Crews began tearing down the old Dominion Wheel and Foundries Company buildings located at 153-185 Eastern Ave on Monday evening, months after the Ford Government issued a ministerial zoning order that allowed it to sidestep the local planning process and go ahead with the development of high-rise residential towers on three provincially owned sites, including 153-185 Eastern Avenue.

City officials have pled with the province to reconsider the demolition of the Dominion Wheel and Foundries Company buildings, which are listed on Toronto’s heritage inventory.

More than 8,000 people have also signed a petition calling on the province to halt the demolition to allow for community input.

“What you see here is an act of vandalism,” Toronto Centre Coun. Kristyn Wong-Tam told CP24 on Monday night. “These are assets that belong to the people of Ontario. Doug Ford doesn’t own these buildings, they (the province) hold them in trust and this isn’t what we want them to do.”

Dozens of protesters showed up to the West Don Lands site on Monday when news that demolition had begun first began circulating.

The protesters were then back at the site early Tuesday morning.

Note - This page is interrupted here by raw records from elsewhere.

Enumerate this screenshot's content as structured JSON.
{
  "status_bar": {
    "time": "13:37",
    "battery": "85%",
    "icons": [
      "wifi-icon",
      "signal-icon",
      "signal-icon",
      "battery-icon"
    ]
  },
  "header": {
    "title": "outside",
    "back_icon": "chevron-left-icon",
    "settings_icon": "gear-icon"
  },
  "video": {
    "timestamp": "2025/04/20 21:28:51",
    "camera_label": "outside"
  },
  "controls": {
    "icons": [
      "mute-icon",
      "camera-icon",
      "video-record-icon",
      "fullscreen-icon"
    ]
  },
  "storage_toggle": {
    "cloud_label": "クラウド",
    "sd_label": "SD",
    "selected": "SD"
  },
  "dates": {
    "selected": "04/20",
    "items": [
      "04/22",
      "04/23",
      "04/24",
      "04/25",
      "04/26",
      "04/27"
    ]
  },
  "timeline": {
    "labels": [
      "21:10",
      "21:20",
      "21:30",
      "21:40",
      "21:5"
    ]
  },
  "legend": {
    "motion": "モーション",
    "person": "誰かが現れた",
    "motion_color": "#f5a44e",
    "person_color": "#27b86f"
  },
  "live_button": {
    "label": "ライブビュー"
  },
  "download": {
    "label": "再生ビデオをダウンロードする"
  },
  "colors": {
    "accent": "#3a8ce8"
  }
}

“We are for development but the thing is you have to have development with transparency,” one of the protesters, Asif, told CP24. “The Ford government has never consulted a single person here. We have been writing to them since October. (Minister of Municipal Affairs and Housing) Steve Clark, Doug Ford, their offices have received letters from us since the fall and not a single person has received a response. They have completely frozen us out from the discussion and have brought bulldozers into our community without talking to anyone. That is not how you build a community.”

The city’s Chief Planner Greg Lintern wrote a letter to the Ford government over the weekend noting that conservation of the heritage value of the site should be “fully considered” before demolition takes place.

But in a statement provided to CP24 a spokesperson for Minister of Municipal Affairs and Housing Steve Clark said that a heritage impact assessment was conducted on the site and that it determined that it is “not of provincial significance.”

The spokesperson said that alternatives to demolition were considered but it was ultimately determined that those would not be feasible “due in part to the contamination of the property, requiring full remediation.”

“The Foundry site has been in a state of bad repair and largely abandoned for over 40 years,” the statement reads. “The government has determined that the site would be best used to provide affordable housing and new community space.”

The Dominion Wheel and Foundries Company buildings were all constructed between 1917 and 1929 and were added to the city’s heritage inventory in 2004.

They were owned by Canadian Northern Railway and were used to produce rail equipment.